OPINION

Dangerous scenarios for the political stage

Dangerous scenarios for the political stage

Democracy, like any human construct, has its problems. For example, it is particularly difficult for representative democracy to ensure, simultaneously, equal representation and government stability. An electoral system of proportional representation appears to be – and is, in fact – fairer but it inevitably leads to instability, uncertainty and, ultimately, its rejection. In order for it to work, many difficult conditions need to be met, which do not exist in the Greek political system: a culture of cooperation, consensus on basic principles, reduced opportunism. Proportional representation has another major drawback: it makes the entire political system hostage to extreme parties.

One way to ensure government stability is the majority bonus system (known in Greece as “reinforced proportionality”). Another way to avoid fragmentation of the political system is setting a threshold for entering Parliament, such as the current 3%. It is undeniable that the expression of the popular will is distorted in both cases, as the options available to citizens are artificially reduced, while their votes do not carry the same weight.

Is government stability worth it at this cost? Even if the answer is “yes,” we can only argue that there should be limits. That is, we can accept a majority bonus system up to the point that it does not blatantly violate the democratic principle. An electoral system that easily gives bonus seats and at the same time raises the entry threshold will greatly distort the principle of equal representation.

I understand the logic behind these suggestions. Our political system at the moment has a peculiarity that is very rarely found in Europe: A powerful party in a dominant position facing a fragmented opposition that ranges from the extreme right to the communist left. When the government’s popularity starts to shrink, as is the case with every government in Greece in its second term, disapproval will not direct voters to a party that offers an alternative, but will be spread among a large number of parties, which means that none of them can take advantage of it. 

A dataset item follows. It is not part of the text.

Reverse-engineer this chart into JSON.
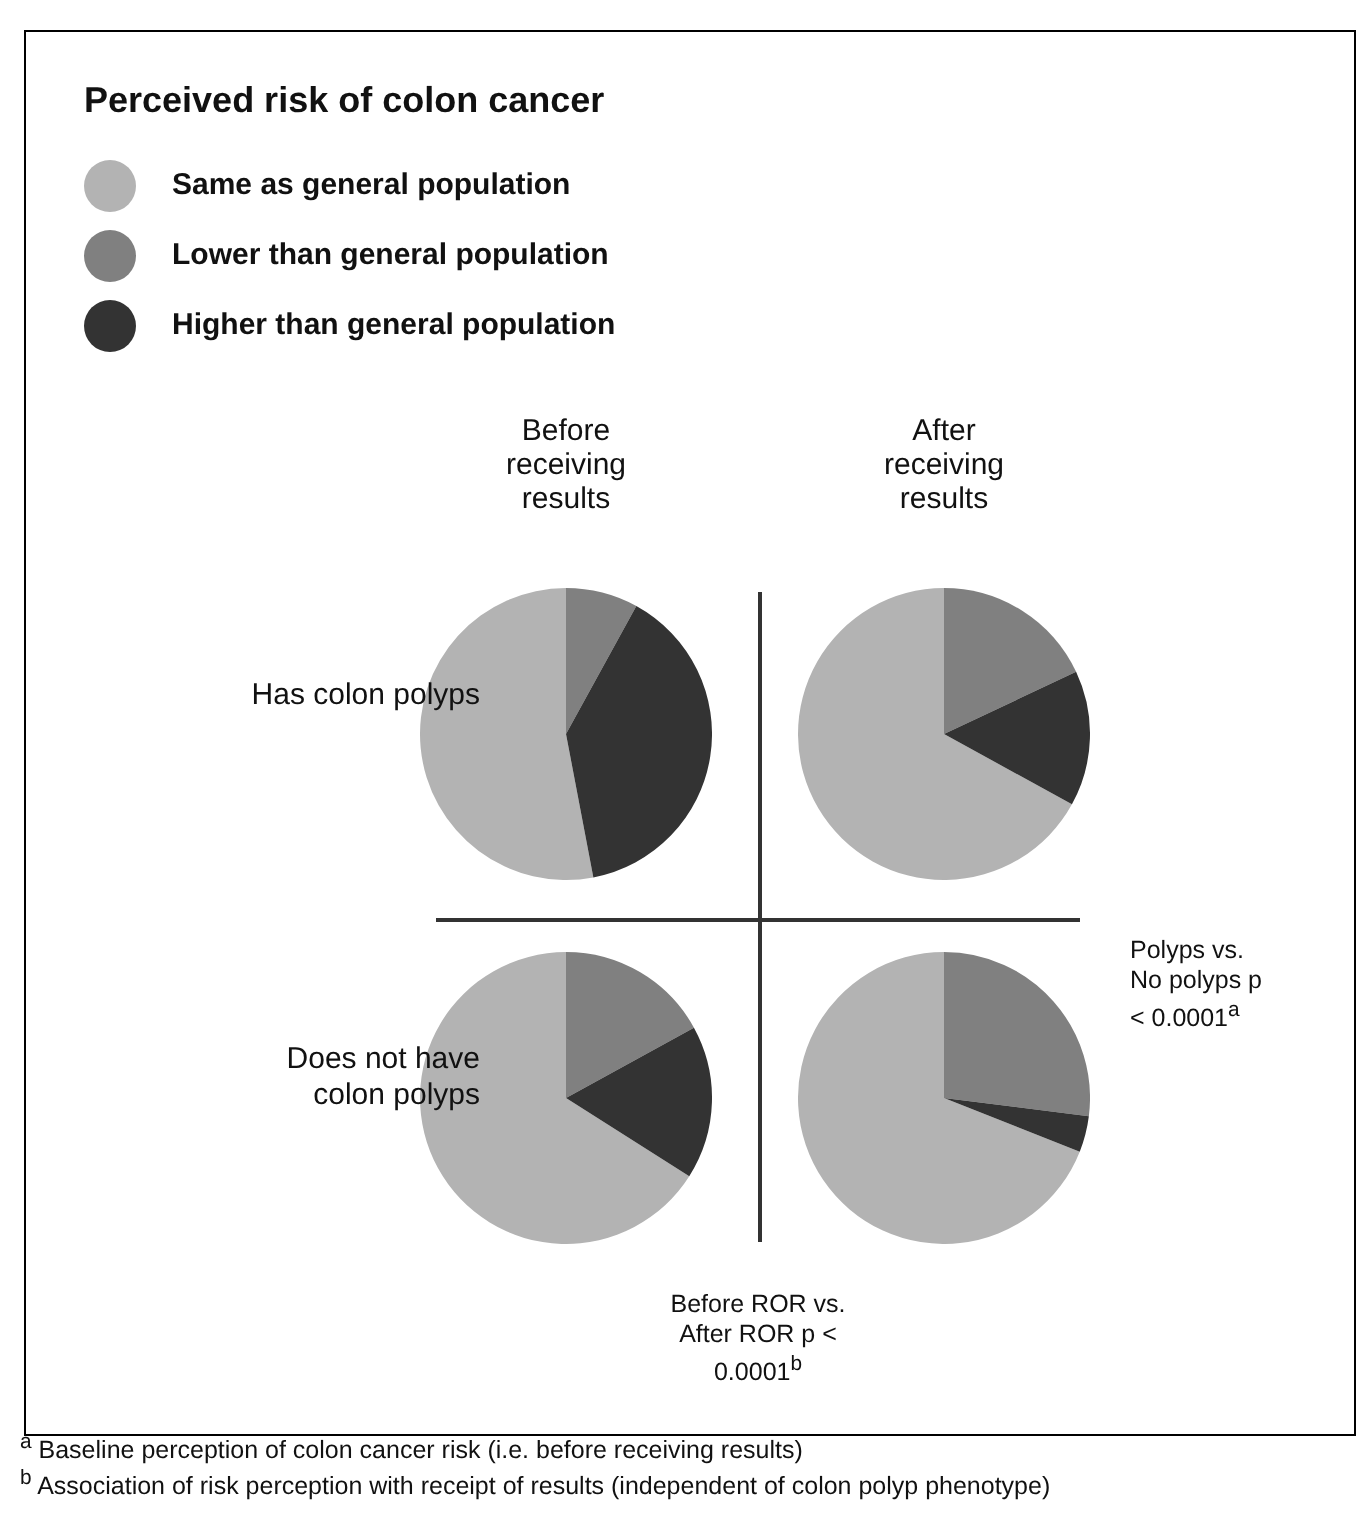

Even worse, many – myself included – fear that these government losses will benefit the far right more than the center-left. With socialist PASOK seemingly trapped in introversion and leftist SYRIZA disintegrating, only the far-right is showing an upward momentum – it is not unlikely that it will significantly increase its already high percentages in the next national elections.

It is a fact that far-right parties are springing up like mushrooms because the demand for far-right policies is strong. But the lack of a charismatic, therefore dangerous, personality that can unify and lead those votes leads to the fragmentation of that political space into small parties, which are competition to neutralize each other. 

This split into many pieces provides an outlet for voters and minimizes the influence of the far-right. A high entry threshold would create incentives for cooperation in extreme political camps that are better off remaining fragmented.

So, any way you look at it, the prime minister did very well to discourage the relevant scenarios.


Aristides Hatzis is a professor of philosophy of law and theory of institutions at the University of Athens.